Abstract set

[mlangiu]

Is there any way to represent abtract sets in Sympy?

x = Symbol('x')
X = AbstractSet('X')  # Doesn't exist

Use cases could be sth. like:

set_membership = x in X  # Expecting symbolic representation x \in X here
set_membership.subs(X, FiniteSet(x, y, z))  # True
set_membership.subs(X, FiniteSet(1, 2, 3))  # False

abstract_sum = sympy.Sum(x, x in X)  # Expecting abstract summation here
abstract_sum.subs(X, {1, 5, 6})  # 12

[oscarbenjamin]

There is not. It would be good to have a SetSymbol for this.

[mlangiu]

Too bad... Thanks for the quick reply! Then I suppose I close this issue or do you want to leave it open for reference?

[sylee957]

Yes, I have also had such inconvenience

But I wonder what kind of APIs would be needed to represent abstract sets in the texts I'd have some ideas like

1. An abstract set symbol without cardinality
2. A set symbol defined with cardinality
3. A finite set symbol with cardinality, and set elements which are assumed to be distinct

[oscarbenjamin]

I would imagine that a SetSymbol could have a few properties like is_finite, is_countable, is_empty. Perhaps cardinality can represent all of those if it can be a symbol.

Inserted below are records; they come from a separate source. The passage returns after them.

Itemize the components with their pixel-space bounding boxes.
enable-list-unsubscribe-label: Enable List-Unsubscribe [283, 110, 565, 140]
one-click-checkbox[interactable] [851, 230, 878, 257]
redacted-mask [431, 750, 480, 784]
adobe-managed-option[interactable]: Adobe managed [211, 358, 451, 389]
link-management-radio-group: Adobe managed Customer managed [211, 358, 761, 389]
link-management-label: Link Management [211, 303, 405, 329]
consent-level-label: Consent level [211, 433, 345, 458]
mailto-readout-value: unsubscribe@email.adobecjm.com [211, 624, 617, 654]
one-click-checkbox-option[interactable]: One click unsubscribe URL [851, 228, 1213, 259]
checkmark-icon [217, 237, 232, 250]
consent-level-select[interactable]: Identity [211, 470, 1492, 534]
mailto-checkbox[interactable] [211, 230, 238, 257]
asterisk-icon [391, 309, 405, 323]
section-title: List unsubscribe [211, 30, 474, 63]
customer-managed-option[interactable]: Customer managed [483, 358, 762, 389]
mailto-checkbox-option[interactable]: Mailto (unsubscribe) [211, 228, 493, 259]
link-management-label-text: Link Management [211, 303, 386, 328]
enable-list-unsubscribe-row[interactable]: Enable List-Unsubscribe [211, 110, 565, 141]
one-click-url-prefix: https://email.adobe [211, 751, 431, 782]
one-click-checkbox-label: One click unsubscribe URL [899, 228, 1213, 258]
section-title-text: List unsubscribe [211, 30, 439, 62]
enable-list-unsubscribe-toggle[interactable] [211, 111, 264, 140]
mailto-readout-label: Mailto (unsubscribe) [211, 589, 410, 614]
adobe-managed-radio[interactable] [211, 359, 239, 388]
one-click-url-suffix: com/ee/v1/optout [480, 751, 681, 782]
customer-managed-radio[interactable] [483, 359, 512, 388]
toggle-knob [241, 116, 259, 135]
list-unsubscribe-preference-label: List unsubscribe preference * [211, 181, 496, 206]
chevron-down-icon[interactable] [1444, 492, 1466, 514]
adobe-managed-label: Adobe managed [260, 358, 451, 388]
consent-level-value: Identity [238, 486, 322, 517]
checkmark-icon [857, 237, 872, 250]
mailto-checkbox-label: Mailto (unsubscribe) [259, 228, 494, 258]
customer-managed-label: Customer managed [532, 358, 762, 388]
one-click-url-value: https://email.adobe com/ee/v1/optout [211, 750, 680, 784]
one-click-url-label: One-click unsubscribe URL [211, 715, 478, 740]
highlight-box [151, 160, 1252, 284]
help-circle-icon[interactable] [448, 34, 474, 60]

We should also have some way using the new assumptions with predicates like Subset(A, B), Disjoint(A, B) etc so that unions etc can be simplified with refine. We already have Contains(x, X) for "element of".

[sylee957]

@oscarbenjamin I see you mention some multi-valued predicates like Subset(A, B), but I don't see anything like that exist yet and it looks like the current architecture doesn't allows to make something like that. For example, AppliedPredicate may only work for a single arg.

[oscarbenjamin]

I mean a symbolic Boolean like Contains:

In [53]: Contains(x, Reals)                                                                                                                    
Out[53]: x ∈ ℝ

In [54]: Contains(x, Reals).subs(x, 1)                                                                                                         
Out[54]: True

[sylee957]

However, I can't see how to refine the unions with the ordinary Boolean like that. For example, refine has to use AppliedPredicate like refine(sqrt(x**2), Q.real(x)). And it looks like Q.true(x) can handle literally every boolean symbols in sympy, but it may not be a feasible way because it would be ambiguous to put the handlers for.